D. L. Ashliman’s folktexts, a library of folktales, folklore, fairy tales, and mythology.
When God had created the world, he called all his creatures together to grant them their span of life, and to tell them how long they would live and what manner of life they would lead.
The first to appear before God was man. And God said to him, "You, man, shall be king of the world, walking erect upon your feet and looking up to heaven. I give you a noble countenance. The power of thought and judgment shall be yours, and the capacity of disclosing your innermost thoughts by means of speech. All that lives and moves and goes about the earth shall be under your rule, the winged birds and the creeping things shall obey you. Yours shall be all the fruits of the tree and land, and your life shall be thirty years."
Then man turned away dissatisfied and grumbling. "What is the good of living in pleasure and in might, if all the years of my life are to be thirty only?" So did man speak and grumble, especially when he heard of the years granted to other animals.
The turn came to the donkey. He stepped forward to hear what God had decreed for him.
The Creator said, "You shall work hard; you shall carry heavy burdens and be constantly beaten. You shall always be scolded and have very little rest. Your food shall be a poor one of thistles and thorns, and your life shall be fifty years."
When the donkey heard what God had decreed for him he fell upon his knees and cried, "All merciful Creator, am I indeed to lead such a miserable life, and am I to have such poor food as thistles and thorns. Am I to work so hard and carry such heavy burdens and then live on for fifty years in such misery? Have pity on me and take off twenty years."

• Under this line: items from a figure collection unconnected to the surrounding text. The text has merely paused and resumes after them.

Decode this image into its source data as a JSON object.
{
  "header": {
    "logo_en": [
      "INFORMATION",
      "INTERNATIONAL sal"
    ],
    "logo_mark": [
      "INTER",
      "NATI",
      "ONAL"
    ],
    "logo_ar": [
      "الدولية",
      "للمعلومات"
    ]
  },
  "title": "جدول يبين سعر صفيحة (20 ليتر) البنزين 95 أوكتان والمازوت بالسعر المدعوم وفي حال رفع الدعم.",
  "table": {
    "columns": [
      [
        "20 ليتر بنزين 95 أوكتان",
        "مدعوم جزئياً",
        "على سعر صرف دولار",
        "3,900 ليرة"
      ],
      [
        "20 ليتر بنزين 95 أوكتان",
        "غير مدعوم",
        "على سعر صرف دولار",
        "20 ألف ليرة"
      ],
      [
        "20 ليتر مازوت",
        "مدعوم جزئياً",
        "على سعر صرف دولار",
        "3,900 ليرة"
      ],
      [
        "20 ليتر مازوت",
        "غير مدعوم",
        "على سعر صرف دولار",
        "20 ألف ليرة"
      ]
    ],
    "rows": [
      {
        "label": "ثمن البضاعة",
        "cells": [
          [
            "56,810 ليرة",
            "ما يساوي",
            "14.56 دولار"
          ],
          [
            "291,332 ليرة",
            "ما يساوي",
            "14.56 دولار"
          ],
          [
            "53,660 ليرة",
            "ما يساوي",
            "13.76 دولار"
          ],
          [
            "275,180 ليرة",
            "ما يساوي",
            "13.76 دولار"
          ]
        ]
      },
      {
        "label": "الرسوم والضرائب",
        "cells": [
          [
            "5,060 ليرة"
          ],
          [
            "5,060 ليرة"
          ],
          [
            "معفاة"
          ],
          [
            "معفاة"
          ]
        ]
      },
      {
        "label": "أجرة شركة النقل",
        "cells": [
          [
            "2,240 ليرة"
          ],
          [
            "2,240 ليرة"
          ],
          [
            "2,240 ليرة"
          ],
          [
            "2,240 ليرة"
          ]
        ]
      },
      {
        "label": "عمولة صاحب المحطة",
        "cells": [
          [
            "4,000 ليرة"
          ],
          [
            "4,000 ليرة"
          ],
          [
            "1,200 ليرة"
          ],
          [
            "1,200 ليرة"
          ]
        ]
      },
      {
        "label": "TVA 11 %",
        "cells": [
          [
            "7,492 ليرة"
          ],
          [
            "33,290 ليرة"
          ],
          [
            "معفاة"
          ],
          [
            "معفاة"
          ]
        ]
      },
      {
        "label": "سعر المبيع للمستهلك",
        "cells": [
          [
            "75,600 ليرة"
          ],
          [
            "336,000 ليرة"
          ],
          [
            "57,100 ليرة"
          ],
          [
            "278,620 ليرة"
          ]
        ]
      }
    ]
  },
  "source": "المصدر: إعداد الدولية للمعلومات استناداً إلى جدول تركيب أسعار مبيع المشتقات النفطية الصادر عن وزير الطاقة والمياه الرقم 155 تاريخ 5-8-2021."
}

Then man, greedy of long life, stepped forward and begged for himself these twenty years which the donkey had rejected. And the Lord granted them to him.
Then came the dog. To him the Creator said, "You shall guard the house and the property of your master. You shall cling to them as if you were afraid of losing them. You shall bark even at the shadow of the moon, and for all your trouble you shall gnaw bones and eat raw meat, and your life shall be forty years."
"All merciful Creator," cried the dog, "if my life is to be of worry and trouble, and if I am to live on bones and raw stuff, take off, I pray, twenty years."
Again man, greedy of life, stepped forward and begged the Creator to give him the twenty years rejected by the dog. And the Creator again granted his request.
Now it was the turn of the monkey.
The creator said, "You shall only have the likeness of man, but not be man. You shall be stupid and childish. Your back shall be bent. You shall be an object of mockery to the children and a laughingstock of fools, and your life shall be sixty years."
When the monkey heard what was decreed for him, he fell upon his knees and said, "All merciful God, in your wisdom you have decided that I should be a man and not a man, that my back shall be bent, that I shall be a laughing stock for young and fools and I shall be stupid. Take, in mercy, thirty years off my life."
And God, the all merciful, granted his request. And again, man, whose greed can never be satisfied, stepped forward and asked also for these thirty years which the monkey had rejected. And again God gave them to him.
Then God dismissed all the animals and all his creatures, and each one went to his appointed station and to the life that has been granted to him.
And as man had asked, so has it come to pass. Man lives as a king and ruler over all creatures for the thirty years which the Lord had given to him, in joy and in happiness, without care and without trouble. Then come the years from thirty to fifty, which are the years of the donkey; they are full of hard work, heavy burdens, and little food, for man is anxious to gather and to lay up something for the years to come. It could not be otherwise, for were not these the years which he had taken over from the donkey? Then come the years from fifty to seventy, when man sits at home and guards with great trembling and fear the little that he possesses, fearful of every shadow, eating little, always keeping others away lest they rob him of that which he has gathered, and barking at every on whom he suspects of wanting to take away what belongs to him. And no wonder that he behaves like that, for these are the dog’s years, which man had asked for himself. And if a man lives beyond seventy, then his back gets bent, his face changes, his mind gets clouded, he becomes childish, a laughingstock for children, an amusement for the fool, and these are the years which man had taken over from the monkey.
- Source: M. Gaster, Rumanian Bird and Beast Stories (London: Folk-Lore Society, 1915), no. 116, pp. 336-338.
- Gaster’s source: "some old Rumanian manuscripts."